Degenkolbs Triumph auf der legendären Via Roma war der insgesamt siebte Erfolg eines deutschen Fahrers im ersten der fünf sogenannten Radsport-Monumente des Jahres. Vor dem Wahl-Frankfurter hatten sich Rudi Altig (1968), Erik Zabel (2001, 2000, 1998, 1997) und Gerald Ciolek (2013) beim längsten klassischen Eintagesrennen in die Siegerliste eingetragen.
Degenkolb hatte seinen bisher größten Triumph im Vorjahr bei Gent-Wevelgem errungen, bei der Tour de France ist er noch ohne Tagessieg. Im Endspurt hatte Degenkolb das größte Stehvermögen und letztlich fast eine Radlänge Vorsprung, nachdem er nervenstark auf den richtigen Moment zum Antritt gewartet hatte. Im Ziel schlug er vor Freude die Hände vor das Gesicht.
In der entscheidenden Rennphase hatte Degenkolb Übersicht bewiesen. Ungefähr 40 km vor dem Ziel über den Capo Berta war das Tempo spürbar erhöht worden, und auf dem vom Regen rutschigen Asphalt mehrten sich die Stürze - in einen war der Rostocker Paul Voss (Bora-Argon 18) verwickelt.
"Ich brauche ein hartes Rennen"
Degenkolb fuhr stets in vorderer Position, während an der Cipressa bei ungefähr 20 verbleibenden Kilometern der Sieger von 2009, Mark Cavendish (Großbritannien/Etixx-Quick Step), bereits Probleme bekam. Pech hatte Ciolek, der in Abfahrt vom Poggio hinuter nach Sanremo stürzte.
Degenkolb hatte sich im Vorfeld selbstbewusst gegeben, auch die Aussicht auf eine mögliche Regenschlacht schreckte ihn nicht. Vor dem Start in Mailand wirkte er relaxt, fast so, als freue er sich über die kniffligen Bedingungen entlang der italienischen Riviera, die sich gegen Ende allerdings deutlich besserten.
"Ich brauche ein hartes Rennen, dann kann ich vor dem Sprint einige abhängen", hatte der Sanremo-Fünfte von 2012 bei der Einschreibung am Morgen gesagt. Im Vorjahr hatte nur ein Reifendefekt am Fuß des Poggio ein Top-Ergebnis des 26-Jährigen verhindert.
Starke Konkurrenz
Neben Degenkolb gab es eine Reihe von Sieganwärtern - mit dem Slowaken Peter Sagan, dem Schweizer Fabian Cancellara und Kristoff vorneweg.
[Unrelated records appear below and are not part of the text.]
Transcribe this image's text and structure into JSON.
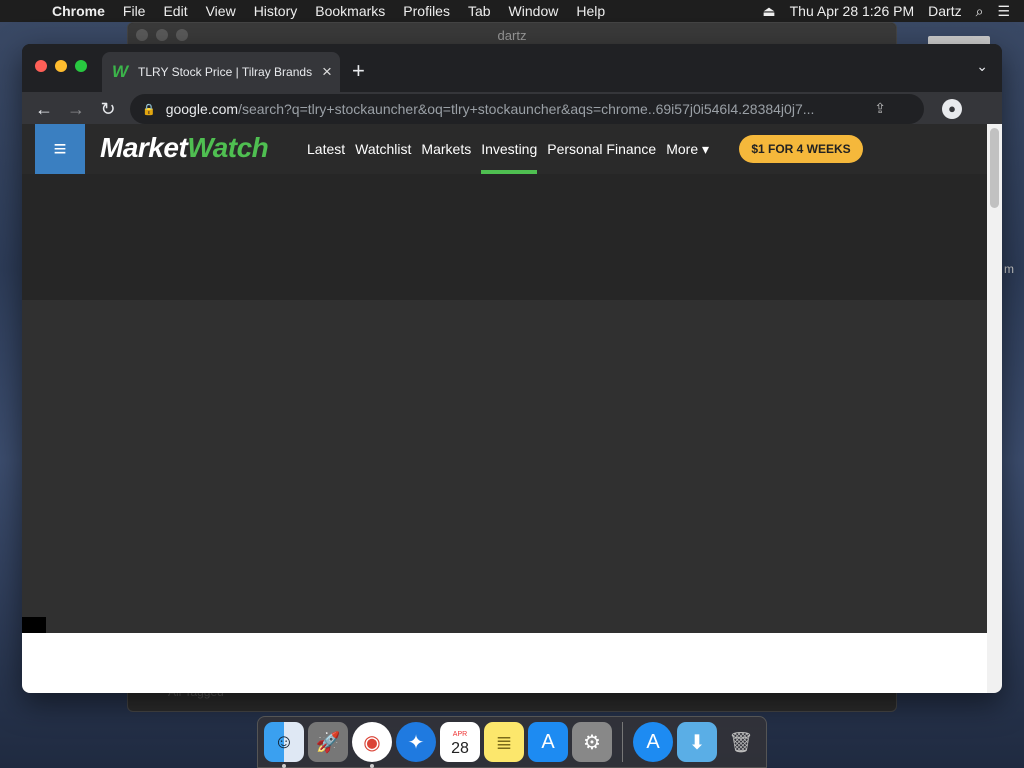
{
  "menubar": {
    "app": "Chrome",
    "items": [
      "File",
      "Edit",
      "View",
      "History",
      "Bookmarks",
      "Profiles",
      "Tab",
      "Window",
      "Help"
    ],
    "datetime": "Thu Apr 28  1:26 PM",
    "user": "Dartz"
  },
  "bg_window": {
    "title": "dartz",
    "fade_text": "All Tagged"
  },
  "side_text": "m",
  "tab": {
    "title": "TLRY Stock Price | Tilray Brands",
    "favicon": "W"
  },
  "omnibox": {
    "host": "google.com",
    "path": "/search?q=tlry+stockauncher&oq=tlry+stockauncher&aqs=chrome..69i57j0i546l4.28384j0j7..."
  },
  "site": {
    "logo_part1": "Market",
    "logo_part2": "Watch",
    "nav": [
      "Latest",
      "Watchlist",
      "Markets",
      "Investing",
      "Personal Finance",
      "More ▾"
    ],
    "active_nav": "Investing",
    "subscribe_label": "$1 FOR 4 WEEKS",
    "accent_color": "#4fbf51",
    "button_color": "#f5b83b"
  },
  "dock": {
    "calendar_month": "APR",
    "calendar_day": "28"
  }
}
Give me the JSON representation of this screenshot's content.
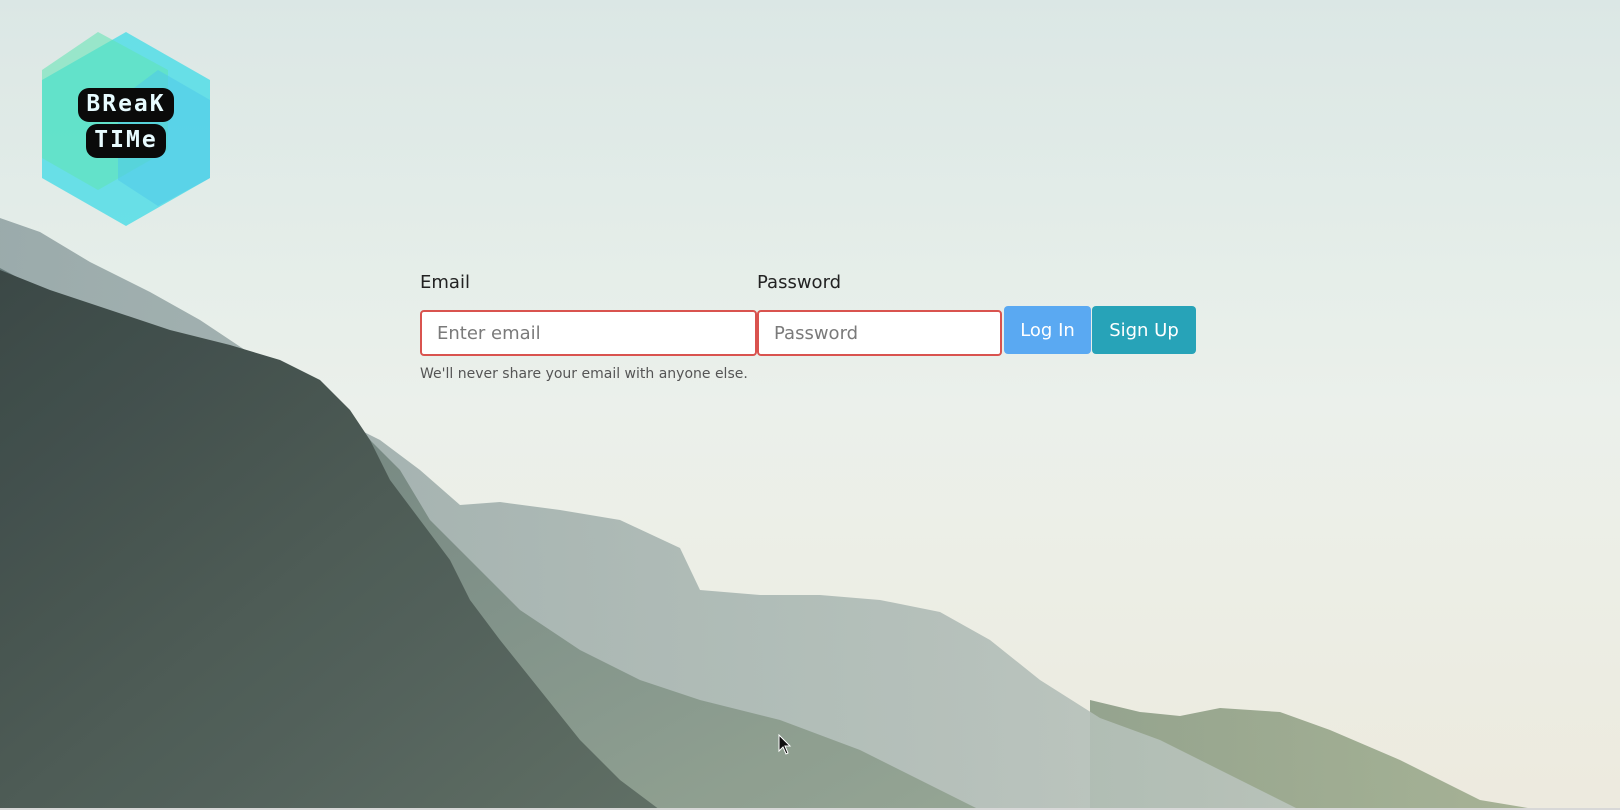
{
  "logo": {
    "line1": "BReaK",
    "line2": "TIMe"
  },
  "form": {
    "email_label": "Email",
    "email_placeholder": "Enter email",
    "email_value": "",
    "password_label": "Password",
    "password_placeholder": "Password",
    "password_value": "",
    "login_label": "Log In",
    "signup_label": "Sign Up",
    "help_text": "We'll never share your email with anyone else."
  },
  "colors": {
    "login_button": "#5aa9f2",
    "signup_button": "#27a3b8",
    "input_border_error": "#d9534f",
    "logo_teal": "#52dde6",
    "logo_green": "#5fe3b3"
  }
}
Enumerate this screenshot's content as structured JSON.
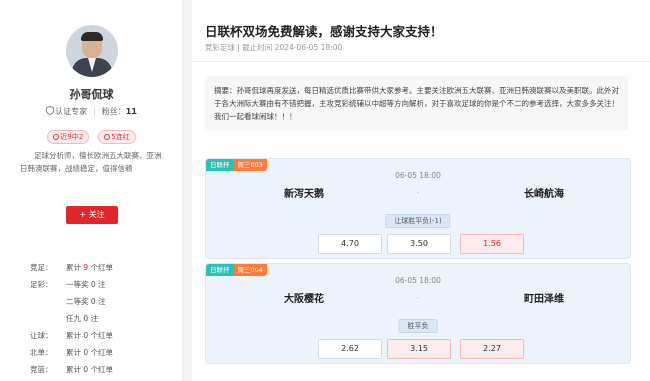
{
  "profile": {
    "name": "孙哥侃球",
    "cert": "认证专家",
    "fans_label": "粉丝：",
    "fans_count": "11",
    "badges": [
      "近9中2",
      "5连红"
    ],
    "bio": "足球分析师，擅长欧洲五大联赛、亚洲日韩澳联赛，战绩稳定，值得信赖",
    "follow_label": "+ 关注",
    "stats": [
      {
        "k": "竞足：",
        "pre": "累计",
        "num": "9",
        "post": "个红单"
      },
      {
        "k": "足彩：",
        "pre": "一等奖",
        "num": "0",
        "post": "注"
      },
      {
        "k": "",
        "pre": "二等奖",
        "num": "0",
        "post": "注"
      },
      {
        "k": "",
        "pre": "任九",
        "num": "0",
        "post": "注"
      },
      {
        "k": "让球：",
        "pre": "累计",
        "num": "0",
        "post": "个红单"
      },
      {
        "k": "北单：",
        "pre": "累计",
        "num": "0",
        "post": "个红单"
      },
      {
        "k": "竞篮：",
        "pre": "累计",
        "num": "0",
        "post": "个红单"
      }
    ]
  },
  "article": {
    "title": "日联杯双场免费解读，感谢支持大家支持！",
    "category": "竞彩足球",
    "deadline": "截止时间 2024-06-05 18:00",
    "abstract": "摘要：孙哥侃球再度发送，每日精选优质比赛带供大家参考。主要关注欧洲五大联赛、亚洲日韩澳联赛以及美职联。此外对于各大洲际大赛由有不错把握，主攻竞彩统辅以中超等方向解析，对于喜欢足球的你是个不二的参考选择，大家多多关注！我们一起看球闹球！！！"
  },
  "matches": [
    {
      "league": "日联杯",
      "week_no": "周三003",
      "home": "新泻天鹅",
      "away": "长崎航海",
      "time": "06-05 18:00",
      "vs": "-",
      "market": "让球胜平负(-1)",
      "odds": [
        "4.70",
        "3.50",
        "1.56"
      ],
      "picked": [
        false,
        false,
        true
      ]
    },
    {
      "league": "日联杯",
      "week_no": "周三004",
      "home": "大阪樱花",
      "away": "町田泽维",
      "time": "06-05 18:00",
      "vs": "-",
      "market": "胜平负",
      "odds": [
        "2.62",
        "3.15",
        "2.27"
      ],
      "picked": [
        false,
        true,
        true
      ]
    }
  ],
  "colors": {
    "accent": "#e0262c",
    "league_tag": "#2cc1b5",
    "week_tag": "#ff7a3d",
    "card_bg": "#edf3fb"
  }
}
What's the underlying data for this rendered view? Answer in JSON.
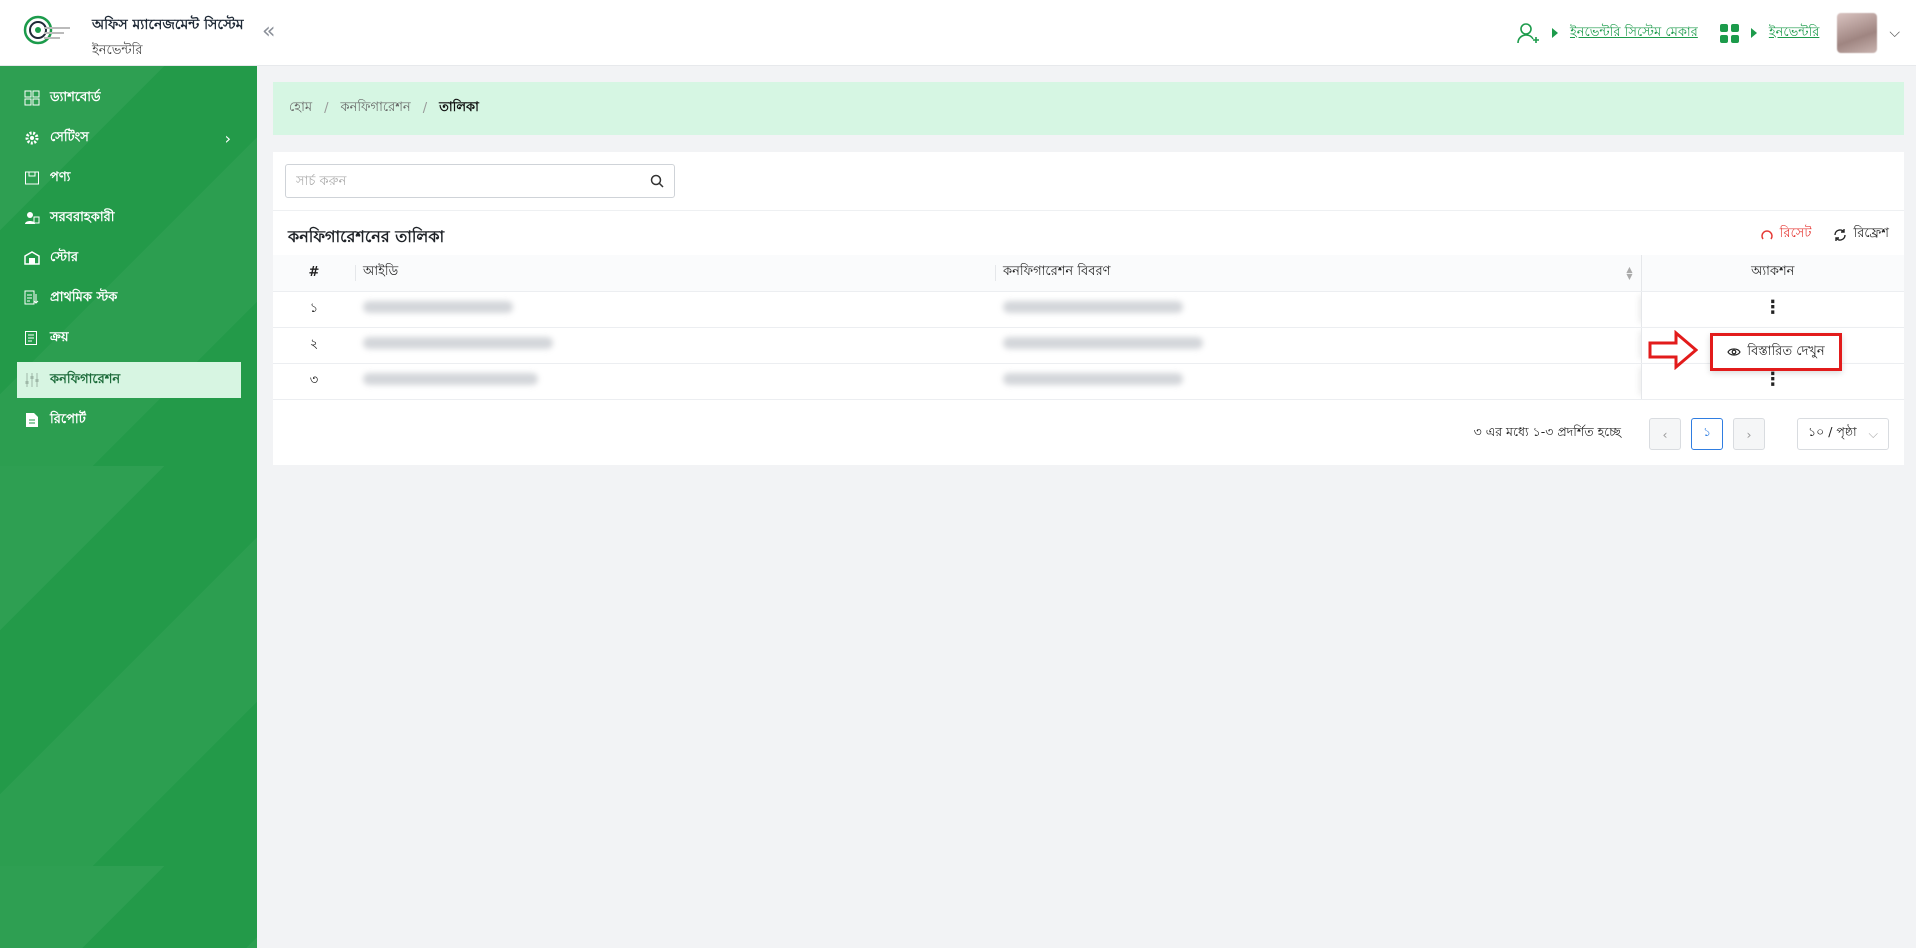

Der Norweger hatte den gebürtigen Geraer genauestens im Blick, der international noch immer ein wenig unterschätzt wurde. "Degenkolb ist nicht oft erwähnt worden, aber er ist gut in einem Rennen wie diesem", hatte Kristoff angemerkt.
Von Wetterkapriolen wie vor zwei Jahren bei Cioleks Triumph blieb das Peloton verschont. Zwar waren bis auf die Endphase die Verhältnisse einer "Primavera", einer "Fahrt in den Frühling", nicht wirklich angemessen, doch immerhin lagen die Temperaturen nicht nahe dem Gefrierpunkt und darunter wie 2013, als Eis und Schnee für eine Verkürzung sowie zwischenzeitlich sogar für eine Rennunterbrechung gesorgt hatten.
Gegen 10 Uhr am Vormittag hatten sich auf der Piazza Sempione im Herzen der lombardischen Metropole Mailand insgesamt elf deutsche Fahrer auf die knapp siebenstündige Tortur in Richtung der Blumenstadt Sanremo begeben.
In der Spitzengruppe vertreten war durch den Tschechen Jan Barta der deutsche Zweitklassist Bora-Argon 18, vormals Team NetApp, der im Sommer zum zweiten Mal die Tour de France bestreiten darf. Doch wie so oft war für die Ausreißer nur eine Nebenrolle vorgesehen.